In contrast, the interest earned in the fifth year of NSCs is not reinvested and therefore becomes taxable based on the investor’s applicable income tax slab rate.

Loan Against National Savings Certificates

If you wish to avail a loan using your National Savings Certificate (NSC) investments as collateral, there are certain terms and conditions that apply. Here are the key points to consider:

  1. Eligibility: Only resident Indians are eligible to apply for a loan against NSC. Non-resident Indians (NRIs) are not eligible for this facility.
  2. Availability: Currently, leading private and public-sector banks offer loans against NSC. You can inquire with these banks to explore this option.
  3. Margin: The margin requirement for a loan against NSC depends on the remaining time until the maturity of the NSC. Specific details regarding the margin will be provided by the lending institution.
  4. Interest Rate: The interest rate offered on the loan against NSC can vary depending on factors such as the individual loan applicant’s profile and the specific bank providing the loan. It is advisable to check with the lender to determine the applicable interest rate.
  5. Loan Tenure: The loan tenure is typically equal to the remaining time until the maturity of the NSC that is being used as collateral. The exact tenure will depend on the specific terms and conditions set by the lender.

Premature Withdrawal

The NSC-VIII (National Savings Certificate – VIII) has a mandatory lock-in period of 5 years, during which premature withdrawal is only allowed under specific circumstances, including:

  1. In the event of the death of the NSC holder.
  2. When a Gazetted Government Officer, who holds the NSC as a pledgee, forfeits the certificate.
  3. If a court orders the premature withdrawal of the NSC.

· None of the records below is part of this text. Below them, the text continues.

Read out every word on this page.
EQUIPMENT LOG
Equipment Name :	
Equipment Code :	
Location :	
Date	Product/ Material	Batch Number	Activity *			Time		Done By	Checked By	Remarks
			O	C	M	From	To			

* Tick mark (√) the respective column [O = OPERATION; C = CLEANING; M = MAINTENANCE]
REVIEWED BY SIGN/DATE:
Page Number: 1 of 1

These cases permit premature withdrawal from NSC-VIII, whereas under normal circumstances, the certificate cannot be withdrawn before the completion of the 5-year lock-in period.

Conclusion

National Savings Certificate is an excellent option to invest in as it is completely protected and backed by the Government of India. Individuals looking for a safe option of investments with steady earnings on interest and saving on taxes can choose National Savings Certificate. To understand and avail of maximum tax benefits by investing in NSC can use platforms like Vakilsearch as a help advisory.

FAQ’s on National Savings Certificate

Q: Is NSC Interest Taxable?

A: The interest earned on NSC is taxable. However, for the first four years, the interest is deemed to be reinvested and qualifies for a tax deduction under Section 80C. The interest earned in the fifth year is taxable as per the investor's applicable income tax slab rate.

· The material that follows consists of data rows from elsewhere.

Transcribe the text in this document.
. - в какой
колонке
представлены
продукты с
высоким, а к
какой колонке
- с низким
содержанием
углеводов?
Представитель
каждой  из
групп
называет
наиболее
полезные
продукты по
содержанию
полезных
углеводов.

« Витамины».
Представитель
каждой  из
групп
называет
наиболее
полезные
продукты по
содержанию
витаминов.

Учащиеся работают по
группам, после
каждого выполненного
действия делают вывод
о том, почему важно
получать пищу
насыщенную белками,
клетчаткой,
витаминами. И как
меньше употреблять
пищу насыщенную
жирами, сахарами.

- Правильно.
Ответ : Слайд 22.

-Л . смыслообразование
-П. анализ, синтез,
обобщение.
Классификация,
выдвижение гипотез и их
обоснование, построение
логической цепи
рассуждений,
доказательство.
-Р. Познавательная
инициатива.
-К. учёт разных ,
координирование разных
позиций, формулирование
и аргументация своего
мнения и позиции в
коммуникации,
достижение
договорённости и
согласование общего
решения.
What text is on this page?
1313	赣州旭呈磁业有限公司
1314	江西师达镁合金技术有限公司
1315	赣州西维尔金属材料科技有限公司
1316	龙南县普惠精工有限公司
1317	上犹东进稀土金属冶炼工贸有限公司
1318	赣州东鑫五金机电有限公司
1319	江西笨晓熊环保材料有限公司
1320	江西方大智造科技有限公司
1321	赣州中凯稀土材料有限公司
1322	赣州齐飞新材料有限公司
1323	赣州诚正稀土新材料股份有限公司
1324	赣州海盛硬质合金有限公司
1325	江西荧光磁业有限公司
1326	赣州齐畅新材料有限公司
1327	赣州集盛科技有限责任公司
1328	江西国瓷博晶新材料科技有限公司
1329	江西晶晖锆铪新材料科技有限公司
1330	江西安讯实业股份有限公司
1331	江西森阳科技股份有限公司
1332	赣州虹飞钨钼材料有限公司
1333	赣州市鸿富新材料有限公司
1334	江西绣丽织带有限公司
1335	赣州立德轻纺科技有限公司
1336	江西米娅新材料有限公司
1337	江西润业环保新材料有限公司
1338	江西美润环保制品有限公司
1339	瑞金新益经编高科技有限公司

Q: How to Withdraw NSC After Maturity?

A: To withdraw NSC after maturity, you need to visit the post office or bank where the certificate is held. You will be required to fill out the necessary forms and provide identification documents. The maturity amount, including the principal and accumulated interest, will be paid out to you.

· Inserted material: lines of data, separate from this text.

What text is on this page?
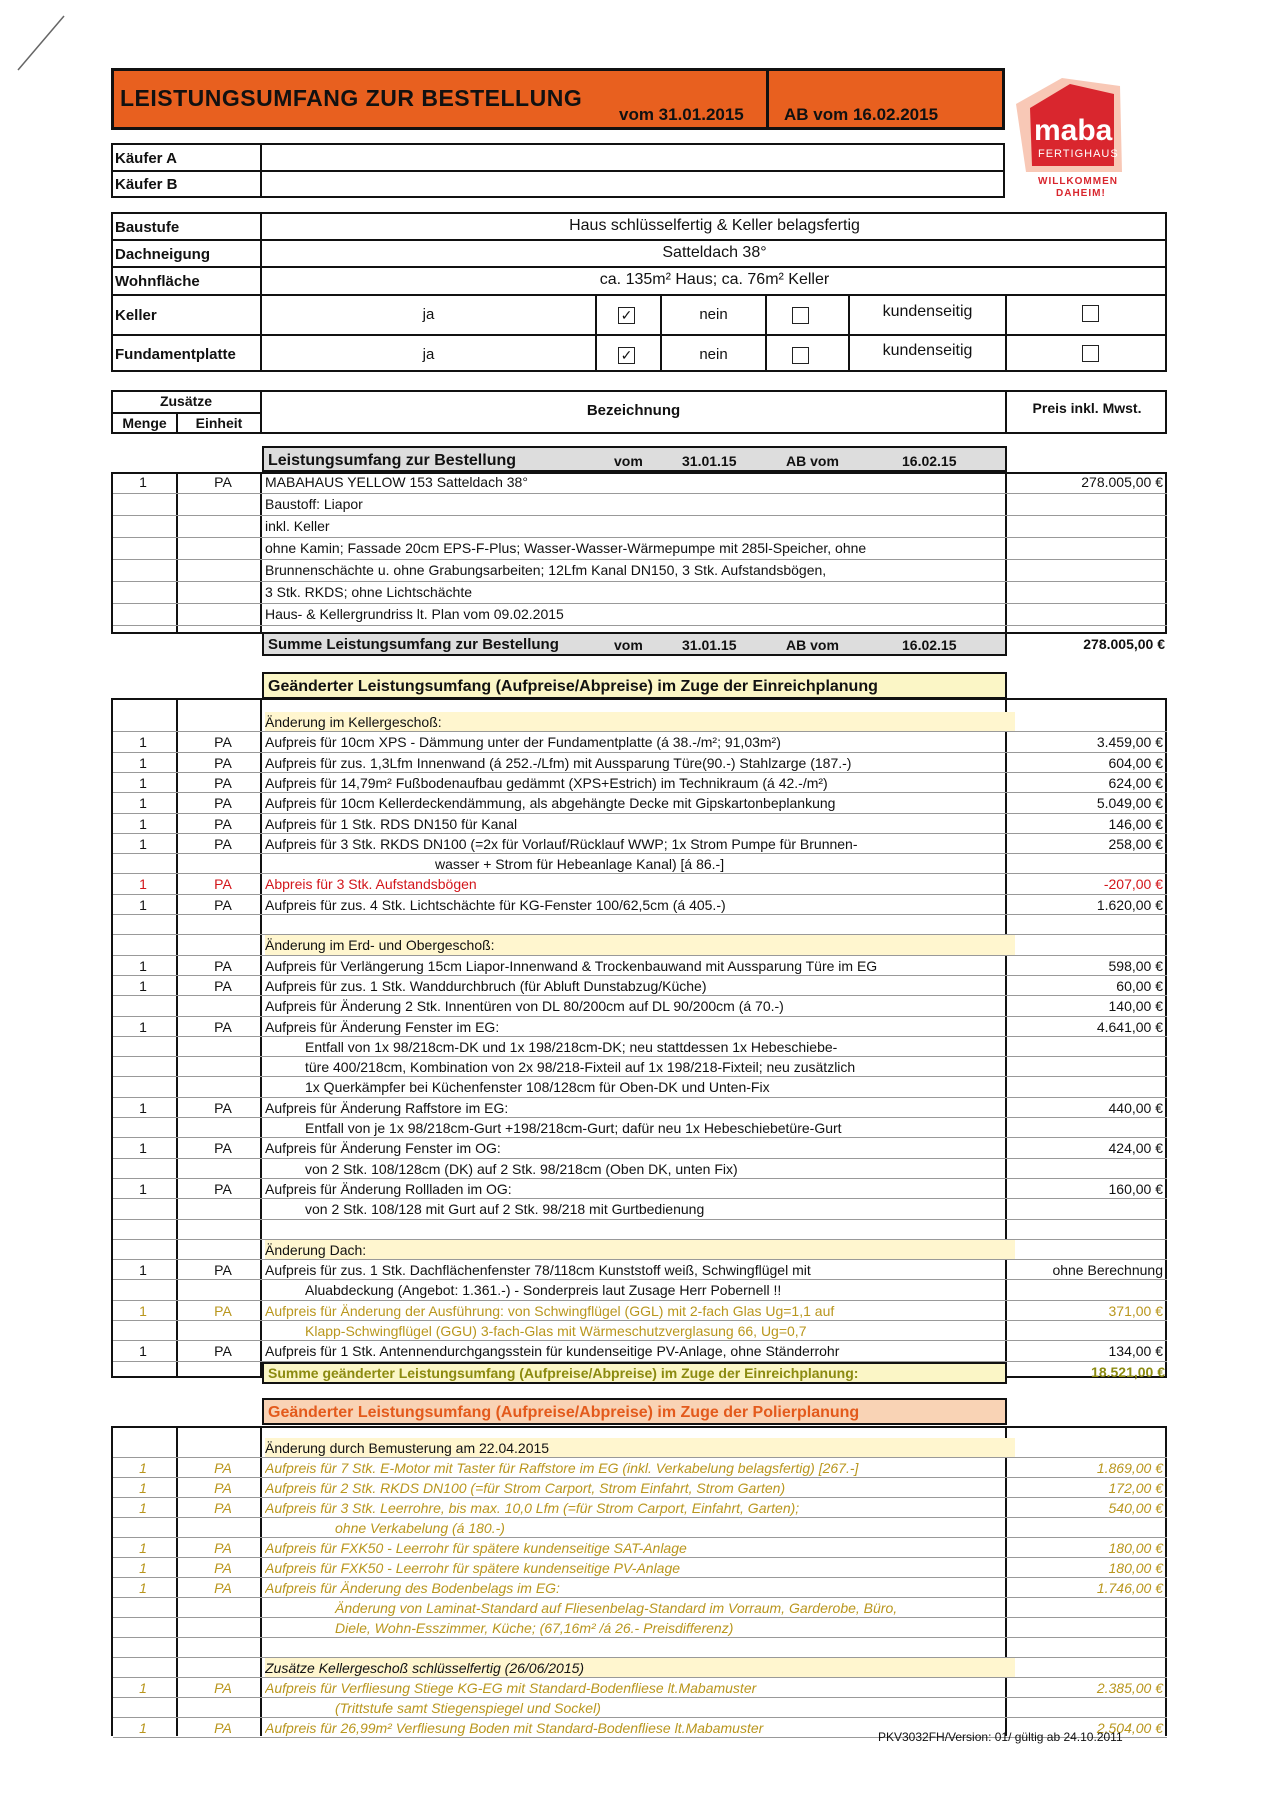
LEISTUNGSUMFANG ZUR BESTELLUNG
vom 31.01.2015 AB vom 16.02.2015	maba
FERTIGHAUS
WILLKOMMEN
DAHEIM!
Käufer A
Käufer B
Baustufe	Haus schlüsselfertig & Keller belagsfertig
Dachneigung	Satteldach 38°
Wohnfläche	ca. 135m² Haus; ca. 76m² Keller
Keller	ja	✓	nein	kundenseitig
Fundamentplatte	ja	✓	nein	kundenseitig
Zusätze
Menge	Einheit
Bezeichnung	Preis inkl. Mwst.
Leistungsumfang zur Bestellung	vom	31.01.15	AB vom	16.02.15
1	PA	MABAHAUS YELLOW 153 Satteldach 38°	278.005,00 €
Baustoff: Liapor
inkl. Keller
ohne Kamin; Fassade 20cm EPS-F-Plus; Wasser-Wasser-Wärmepumpe mit 285l-Speicher, ohne
Brunnenschächte u. ohne Grabungsarbeiten; 12Lfm Kanal DN150, 3 Stk. Aufstandsbögen,
3 Stk. RKDS; ohne Lichtschächte
Haus- & Kellergrundriss lt. Plan vom 09.02.2015
Summe Leistungsumfang zur Bestellung	vom	31.01.15	AB vom	16.02.15	278.005,00 €
Geänderter Leistungsumfang (Aufpreise/Abpreise) im Zuge der Einreichplanung
Änderung im Kellergeschoß:
1	PA	Aufpreis für 10cm XPS - Dämmung unter der Fundamentplatte (á 38.-/m²; 91,03m²)	3.459,00 €
1	PA	Aufpreis für zus. 1,3Lfm Innenwand (á 252.-/Lfm) mit Aussparung Türe(90.-) Stahlzarge (187.-)	604,00 €
1	PA	Aufpreis für 14,79m² Fußbodenaufbau gedämmt (XPS+Estrich) im Technikraum (á 42.-/m²)	624,00 €
1	PA	Aufpreis für 10cm Kellerdeckendämmung, als abgehängte Decke mit Gipskartonbeplankung	5.049,00 €
1	PA	Aufpreis für 1 Stk. RDS DN150 für Kanal	146,00 €
1	PA	Aufpreis für 3 Stk. RKDS DN100 (=2x für Vorlauf/Rücklauf WWP; 1x Strom Pumpe für Brunnen-	258,00 €
wasser + Strom für Hebeanlage Kanal) [á 86.-]
1	PA	Abpreis für 3 Stk. Aufstandsbögen	-207,00 €
1	PA	Aufpreis für zus. 4 Stk. Lichtschächte für KG-Fenster 100/62,5cm (á 405.-)	1.620,00 €
Änderung im Erd- und Obergeschoß:
1	PA	Aufpreis für Verlängerung 15cm Liapor-Innenwand & Trockenbauwand mit Aussparung Türe im EG	598,00 €
1	PA	Aufpreis für zus. 1 Stk. Wanddurchbruch (für Abluft Dunstabzug/Küche)	60,00 €
Aufpreis für Änderung 2 Stk. Innentüren von DL 80/200cm auf DL 90/200cm (á 70.-)	140,00 €
1	PA	Aufpreis für Änderung Fenster im EG:	4.641,00 €
Entfall von 1x 98/218cm-DK und 1x 198/218cm-DK; neu stattdessen 1x Hebeschiebe-
türe 400/218cm, Kombination von 2x 98/218-Fixteil auf 1x 198/218-Fixteil; neu zusätzlich
1x Querkämpfer bei Küchenfenster 108/128cm für Oben-DK und Unten-Fix
1	PA	Aufpreis für Änderung Raffstore im EG:	440,00 €
Entfall von je 1x 98/218cm-Gurt +198/218cm-Gurt; dafür neu 1x Hebeschiebetüre-Gurt
1	PA	Aufpreis für Änderung Fenster im OG:	424,00 €
von 2 Stk. 108/128cm (DK) auf 2 Stk. 98/218cm (Oben DK, unten Fix)
1	PA	Aufpreis für Änderung Rollladen im OG:	160,00 €
von 2 Stk. 108/128 mit Gurt auf 2 Stk. 98/218 mit Gurtbedienung
Änderung Dach:
1	PA	Aufpreis für zus. 1 Stk. Dachflächenfenster 78/118cm Kunststoff weiß, Schwingflügel mit	ohne Berechnung
Aluabdeckung (Angebot: 1.361.-) - Sonderpreis laut Zusage Herr Pobernell !!
1	PA	Aufpreis für Änderung der Ausführung: von Schwingflügel (GGL) mit 2-fach Glas Ug=1,1 auf	371,00 €
Klapp-Schwingflügel (GGU) 3-fach-Glas mit Wärmeschutzverglasung 66, Ug=0,7
1	PA	Aufpreis für 1 Stk. Antennendurchgangsstein für kundenseitige PV-Anlage, ohne Ständerrohr	134,00 €
Summe geänderter Leistungsumfang (Aufpreise/Abpreise) im Zuge der Einreichplanung:	18.521,00 €
Geänderter Leistungsumfang (Aufpreise/Abpreise) im Zuge der Polierplanung
Änderung durch Bemusterung am 22.04.2015
1	PA	Aufpreis für 7 Stk. E-Motor mit Taster für Raffstore im EG (inkl. Verkabelung belagsfertig) [267.-]	1.869,00 €
1	PA	Aufpreis für 2 Stk. RKDS DN100 (=für Strom Carport, Strom Einfahrt, Strom Garten)	172,00 €
1	PA	Aufpreis für 3 Stk. Leerrohre, bis max. 10,0 Lfm (=für Strom Carport, Einfahrt, Garten);	540,00 €
ohne Verkabelung (á 180.-)
1	PA	Aufpreis für FXK50 - Leerrohr für spätere kundenseitige SAT-Anlage	180,00 €
1	PA	Aufpreis für FXK50 - Leerrohr für spätere kundenseitige PV-Anlage	180,00 €
1	PA	Aufpreis für Änderung des Bodenbelags im EG:	1.746,00 €
Änderung von Laminat-Standard auf Fliesenbelag-Standard im Vorraum, Garderobe, Büro,
Diele, Wohn-Esszimmer, Küche; (67,16m² /á 26.- Preisdifferenz)
Zusätze Kellergeschoß schlüsselfertig (26/06/2015)
1	PA	Aufpreis für Verfliesung Stiege KG-EG mit Standard-Bodenfliese lt.Mabamuster	2.385,00 €
(Trittstufe samt Stiegenspiegel und Sockel)
1	PA	Aufpreis für 26,99m² Verfliesung Boden mit Standard-Bodenfliese lt.Mabamuster	2.504,00 €
PKV3032FH/Version: 01/ gültig ab 24.10.2011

Q: What are the tax advantages of NSC?

A: NSC offers tax advantages as the principal amount invested in NSC is eligible for a tax deduction of up to Rs. 1.5 lakh under Section 80C of the Income Tax Act. Additionally, for the first four years, the interest earned is deemed to be reinvested and qualifies for a tax deduction under Section 80C, subject to the overall annual limit.

Q: How many NSCs can be purchased?

A: There is no specific limit on the number of NSCs that can be purchased. However, tax benefits under Section 80C are available on investments up to Rs. 1.5 lakh per year.

Q: What is the rate of interest on NSC in post office in 2023?

A: The rate of interest on NSC in post offices for 2023 is currently 7.7% per annum. It is subject to change and may vary from year to year.

Q: How many NSCs can one buy?

A: There is no maximum limit on the number of NSCs that can be purchased. However, the tax benefits under Section 80C are available on investments up to Rs. 1.5 lakh per year.

Q: Can NSC be encashed before its maturity?

A: Generally, NSC cannot be encashed before its maturity period of 5 years. However, there are specific circumstances, such as the death of the NSC holder, forfeiture by a pledgee who is a Gazetted Government Officer, or court order, where premature withdrawal of NSC may be permitted.